Our second mix consists of plants that can go dormant during the winter, and then resume growing again in the spring.  We plant this mix in fields that we won’t need to plant very early in the spring.  This allows us to leave the cover crop in the spring so it can grow and we can maximize its benefits.  We usually cut or chop the cover crop just before it goes to seed.  This mix consists of cereal rye, rye grass, mammoth red clover, hairy vetch as well as Alice clover and red clover.  In addition to serving as a sponge to take up available nutrients and hold them in place for next year’s crop, the rye also makes a good mulch that we cut and bale.  We take the bales off of one field and put them on another field to mulch in between beds of vegetable crops such as strawberries, tomatoes and garlic.  The clovers and vetch are able to take nitrogen from the air and fix it in the soil, which means we don’t have to apply fertilizer!  If we have excess rye grass beyond our needs for mulch, we may choose to bale some to use as feed for our cattle and goats through the winter or sometimes we just chop the crop back onto the field and work it into the soil.  This is referred to as a “green manure” crop.

Australian Peas holding nitrogen in the soil.
Over the past few years we’ve increased the diversity of plants in our cover crop mixes.  While it is more complicated to make these mixes, we appreciate the plant diversity and the different beneficial attributes each plant brings to the mix.  Each variety also supports its own unique microbes that interact with the plant at the root level.  We are also learning that there is also a synergy between organisms that multiplies the benefits exponentially.  Little is know about this interaction, but it is believed that the microbes communicate and function as a larger, very complex organism that can move water and nutrients across the field to plants in need.  Plants and microbes also work together to trade nutrients each may need, but may not be able to produce on their own.  Plants exude simple sugars and carbohydrates on their roots.  These carbohydrates are available for microbes to utilize and in exchange the microbes help make nutrients in the soil more bioavailable for the plant.  This is a very simplified explanation of what is happening at that microscopic level and we are continuing to learn more about this complex and beautiful symbiotic relationship.  What we do know though is that our crops are healthier and produce better and taste better when we have lots of microbial activity in the soil.  So for us, it’s worth the investment in time and money to diversify our cover crop plantings to reap these benefits.
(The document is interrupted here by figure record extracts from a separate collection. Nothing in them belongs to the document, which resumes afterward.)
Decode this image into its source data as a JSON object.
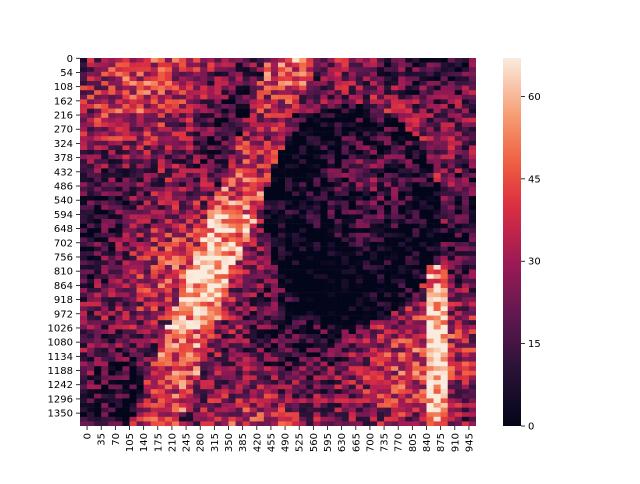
{
  "chart_data": {
    "type": "heatmap",
    "title": "",
    "xlabel": "",
    "ylabel": "",
    "colormap": "rocket",
    "grid": false,
    "x_ticks": [
      "0",
      "35",
      "70",
      "105",
      "140",
      "175",
      "210",
      "245",
      "280",
      "315",
      "350",
      "385",
      "420",
      "455",
      "490",
      "525",
      "560",
      "595",
      "630",
      "665",
      "700",
      "735",
      "770",
      "805",
      "840",
      "875",
      "910",
      "945"
    ],
    "y_ticks": [
      "0",
      "54",
      "108",
      "162",
      "216",
      "270",
      "324",
      "378",
      "432",
      "486",
      "540",
      "594",
      "648",
      "702",
      "756",
      "810",
      "864",
      "918",
      "972",
      "1026",
      "1080",
      "1134",
      "1188",
      "1242",
      "1296",
      "1350"
    ],
    "x_range": [
      0,
      980
    ],
    "y_range": [
      0,
      1400
    ],
    "colorbar": {
      "ticks": [
        "0",
        "15",
        "30",
        "45",
        "60"
      ],
      "tick_values": [
        0,
        15,
        30,
        45,
        60
      ],
      "vmin": 0,
      "vmax": 67
    },
    "image_description_values": {
      "grid_cols": 28,
      "grid_rows": 40,
      "value_range": [
        0,
        67
      ]
    }
  }
}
Nicely established September cover crop.
We plant the majority of our cover crops in the month of September, but we’ll continue to plant them in fields as we finish harvesting crops.  Our goal is to maximize their growth potential in the fall, but after October 15 we realize the time on the growth clock is pretty limited.  At that point in the season will start planting only perennial rye seed and we’ll do so at 2-3 times the normal rate in hopes that if we can at least have a short stature, but thick, stand of plants that will be able to hold the soil in place.  Even if we don’t have much height above the surface, the root system and below ground biomass will be established.

Even though we plant cover crops every year, we continue to be amazed at the difference they make in our farming system.  We’ve spent over $6,000 on cover crop seeds that we’ll plant this fall.   We’ll also be investing in a lot of compost as well as minerals that will be applied to fields before winter.  The dollars add up and sometimes we ask ourselves “Is this really worth it?”  The answer is always “Yes” and we consider the investment to be one of those non-negotiables.  At the end of the day, you can be the judge as to whether or not it was worth the investment.  What do you think?  Is organic food healthier than conventional food?
 

1 comment:

crloeb said...

Love the broad scope of your answer to the question you pose, taking it beyond "what's in it for ME" to the urgent question of planetary health. Thanks, as always!